Louis Armstrong: the Complete Hot 5 & Hot 7 Recordings (4CDs) Columbia/Legacy [Sony/BMG]
Consider this set as a sort of Rosetta Stone for jazz as a soloist’s art: Louis “invented” and popularized the bravura jazz solo, as well as making the vernacular voice acceptable to the (White) pop world. Oh, and there is also the matter of the first hit record to feature “scat” singing (“Heebie Jeebies”) – it’s here, too. On these sides with all-star accompaniment, Armstrong raised his game from superior jazz side-man to another level (similar to Michael Jordan in basketball), re-creating himself into a popular star for decades to come. Anyone interested in the beginnings of recorded jazz as we know it needs this set. Great music with wonderful sound, and meaningful notes by Gary Giddins. All of jazz refers back to these sides in some form or another.
Elmore James: The Classic Early Recordings; 1951-1956 (3CDs) Ace (UK) [Shock]
Often dismissed as a one-riff wonder (“Dust My Broom”), this compilation of the first half of James’ short recording career is an ear-opener… in more ways than one! Nobody has sounded like Elmore as a guitarist or singer… in fact, he’s one of the unforgettable blues voices, right up there with Howlin’ Wolf, or B.B. King. He was truly a distinctive stylist. The five years covered here are seminal in nature and ought to be in anyone’s blues collection… I still can remember the first time that I heard an Elmore James record, and the impact it had, pinning me in my chair. Parenthetically, it is now easy to obtain the rest of Elmore’s recording sessions (save those for Chess) on Charly’s 3CD “King of the Slide Guitar”. Not a bad idea, either… can’t have too much Elmore in my estimation! Just play it LOUD.
From Spirituals to Swing: the Legendary 1938 & 1939 Carnegie Hall Concerts (3CDs) Vanguard [Shock]

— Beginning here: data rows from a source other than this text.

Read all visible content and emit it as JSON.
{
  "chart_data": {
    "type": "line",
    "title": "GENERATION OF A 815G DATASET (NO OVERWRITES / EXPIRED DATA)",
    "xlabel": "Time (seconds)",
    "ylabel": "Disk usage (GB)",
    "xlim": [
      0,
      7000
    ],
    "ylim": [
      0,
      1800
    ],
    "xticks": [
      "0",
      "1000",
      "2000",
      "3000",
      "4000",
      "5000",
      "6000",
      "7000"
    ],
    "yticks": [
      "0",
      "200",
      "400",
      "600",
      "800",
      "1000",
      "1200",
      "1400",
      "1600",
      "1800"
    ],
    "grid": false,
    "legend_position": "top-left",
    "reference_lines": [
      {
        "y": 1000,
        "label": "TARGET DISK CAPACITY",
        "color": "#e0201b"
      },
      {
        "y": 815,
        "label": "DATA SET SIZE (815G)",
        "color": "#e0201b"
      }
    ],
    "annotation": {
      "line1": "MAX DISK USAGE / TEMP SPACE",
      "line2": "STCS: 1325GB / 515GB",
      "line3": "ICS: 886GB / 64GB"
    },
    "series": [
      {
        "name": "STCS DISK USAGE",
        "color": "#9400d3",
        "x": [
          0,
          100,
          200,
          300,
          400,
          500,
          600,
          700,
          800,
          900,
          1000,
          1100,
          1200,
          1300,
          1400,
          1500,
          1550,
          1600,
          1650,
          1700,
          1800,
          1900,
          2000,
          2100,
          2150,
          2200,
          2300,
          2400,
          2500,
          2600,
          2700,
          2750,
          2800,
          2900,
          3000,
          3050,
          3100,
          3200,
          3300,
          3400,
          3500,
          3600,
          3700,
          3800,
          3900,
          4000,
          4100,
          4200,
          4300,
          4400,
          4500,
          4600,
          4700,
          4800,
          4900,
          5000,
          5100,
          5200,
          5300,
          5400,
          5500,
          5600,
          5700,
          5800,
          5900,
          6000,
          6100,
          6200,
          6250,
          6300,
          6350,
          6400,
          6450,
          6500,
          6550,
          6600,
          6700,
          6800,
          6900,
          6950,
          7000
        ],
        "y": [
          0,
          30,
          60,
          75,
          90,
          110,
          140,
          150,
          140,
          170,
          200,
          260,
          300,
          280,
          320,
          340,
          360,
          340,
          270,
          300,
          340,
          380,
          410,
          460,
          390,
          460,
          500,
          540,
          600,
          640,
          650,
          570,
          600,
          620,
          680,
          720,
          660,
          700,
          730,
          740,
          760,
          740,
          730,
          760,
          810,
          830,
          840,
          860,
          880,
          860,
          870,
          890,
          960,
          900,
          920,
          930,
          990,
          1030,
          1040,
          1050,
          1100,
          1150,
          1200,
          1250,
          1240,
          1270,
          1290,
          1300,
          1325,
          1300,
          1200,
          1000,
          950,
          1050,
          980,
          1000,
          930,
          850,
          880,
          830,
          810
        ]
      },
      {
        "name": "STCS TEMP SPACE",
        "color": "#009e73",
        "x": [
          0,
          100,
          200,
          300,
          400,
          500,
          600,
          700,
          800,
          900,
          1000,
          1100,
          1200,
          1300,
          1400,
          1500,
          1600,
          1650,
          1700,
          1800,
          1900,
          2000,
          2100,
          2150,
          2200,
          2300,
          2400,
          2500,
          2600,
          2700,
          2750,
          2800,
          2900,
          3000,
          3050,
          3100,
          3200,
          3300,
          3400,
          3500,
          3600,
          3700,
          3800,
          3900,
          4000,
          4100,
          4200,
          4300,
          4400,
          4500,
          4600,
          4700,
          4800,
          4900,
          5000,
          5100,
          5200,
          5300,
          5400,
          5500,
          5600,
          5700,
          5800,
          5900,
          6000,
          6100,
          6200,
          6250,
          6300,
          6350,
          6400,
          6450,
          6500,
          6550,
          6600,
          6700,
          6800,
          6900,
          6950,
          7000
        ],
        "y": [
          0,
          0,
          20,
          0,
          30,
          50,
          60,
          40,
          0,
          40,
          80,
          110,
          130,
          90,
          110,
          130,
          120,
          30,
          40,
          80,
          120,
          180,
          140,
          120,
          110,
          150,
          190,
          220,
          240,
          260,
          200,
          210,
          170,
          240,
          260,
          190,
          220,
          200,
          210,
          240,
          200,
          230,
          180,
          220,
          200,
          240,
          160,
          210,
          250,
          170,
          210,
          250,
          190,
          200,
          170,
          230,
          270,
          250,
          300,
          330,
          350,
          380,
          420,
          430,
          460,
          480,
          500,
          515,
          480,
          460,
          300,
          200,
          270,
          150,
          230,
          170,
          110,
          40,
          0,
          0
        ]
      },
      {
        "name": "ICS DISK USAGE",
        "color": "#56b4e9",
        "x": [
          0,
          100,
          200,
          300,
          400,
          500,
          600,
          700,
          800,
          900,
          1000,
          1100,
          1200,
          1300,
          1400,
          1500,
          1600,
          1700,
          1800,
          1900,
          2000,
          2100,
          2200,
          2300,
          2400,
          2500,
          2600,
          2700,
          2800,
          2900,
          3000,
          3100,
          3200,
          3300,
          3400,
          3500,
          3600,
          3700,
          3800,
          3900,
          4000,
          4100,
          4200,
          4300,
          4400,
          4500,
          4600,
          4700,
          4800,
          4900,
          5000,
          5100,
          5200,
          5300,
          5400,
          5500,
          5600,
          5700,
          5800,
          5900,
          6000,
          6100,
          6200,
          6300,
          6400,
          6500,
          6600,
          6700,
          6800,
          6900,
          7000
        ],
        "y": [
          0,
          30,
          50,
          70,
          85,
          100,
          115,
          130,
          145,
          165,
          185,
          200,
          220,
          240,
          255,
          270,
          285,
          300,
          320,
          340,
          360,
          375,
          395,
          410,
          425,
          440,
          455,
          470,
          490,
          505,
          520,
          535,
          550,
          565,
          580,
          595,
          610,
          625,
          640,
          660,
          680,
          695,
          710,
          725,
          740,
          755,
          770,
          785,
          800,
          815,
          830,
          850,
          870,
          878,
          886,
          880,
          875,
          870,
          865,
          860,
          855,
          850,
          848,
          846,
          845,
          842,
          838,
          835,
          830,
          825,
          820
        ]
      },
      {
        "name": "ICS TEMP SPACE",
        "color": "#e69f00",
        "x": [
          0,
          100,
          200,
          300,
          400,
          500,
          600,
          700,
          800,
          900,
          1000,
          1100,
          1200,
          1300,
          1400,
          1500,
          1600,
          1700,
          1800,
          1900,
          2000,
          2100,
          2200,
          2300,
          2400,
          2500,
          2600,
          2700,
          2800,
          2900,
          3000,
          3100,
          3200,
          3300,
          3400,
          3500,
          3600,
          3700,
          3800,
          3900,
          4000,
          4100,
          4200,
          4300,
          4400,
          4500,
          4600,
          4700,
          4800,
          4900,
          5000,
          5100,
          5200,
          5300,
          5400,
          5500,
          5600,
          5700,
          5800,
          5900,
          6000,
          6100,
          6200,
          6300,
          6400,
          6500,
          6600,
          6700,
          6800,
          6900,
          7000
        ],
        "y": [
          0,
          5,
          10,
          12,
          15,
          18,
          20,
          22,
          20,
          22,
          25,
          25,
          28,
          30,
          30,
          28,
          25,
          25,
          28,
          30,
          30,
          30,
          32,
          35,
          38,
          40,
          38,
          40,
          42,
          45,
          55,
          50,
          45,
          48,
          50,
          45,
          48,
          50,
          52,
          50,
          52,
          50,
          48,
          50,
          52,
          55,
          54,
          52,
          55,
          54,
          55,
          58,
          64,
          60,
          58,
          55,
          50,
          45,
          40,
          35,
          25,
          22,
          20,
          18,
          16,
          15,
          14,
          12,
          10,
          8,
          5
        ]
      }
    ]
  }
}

On receiving some of this material on two LPs some four decades ago, New Yorker jazz critic Whitney Balliett indicated that its arrival on his door-step was akin to rising in the morning, opening the curtains, and seeing dinosaurs in one’s back yard. The past was vibrantly presented in the “now”, and that image still holds. Increased to three CDs, this set contains the material that legendary producer John Hammond had recorded for him during the two concerts that he helped coordinate in the late 30s in support of a left-wing human/civil rights organization . Intended to give us Whitefellas a glimpse into the history and variety of African-American music at that point in time, the artists ran the gamut from Mitchell’s Christian Singers, Sister Rosetta Tharpe, and The Golden Gate Quartet through Big Bill Broonzy and Sonny Terry, Helen Humes and Ida Cox, to Meade Lux Lewis, Albert Ammons, and Pete Johnson, Hot Lips Page, James P. Johnson, Count Basie and Benny Goodman. Living history. ‘Nuff said!!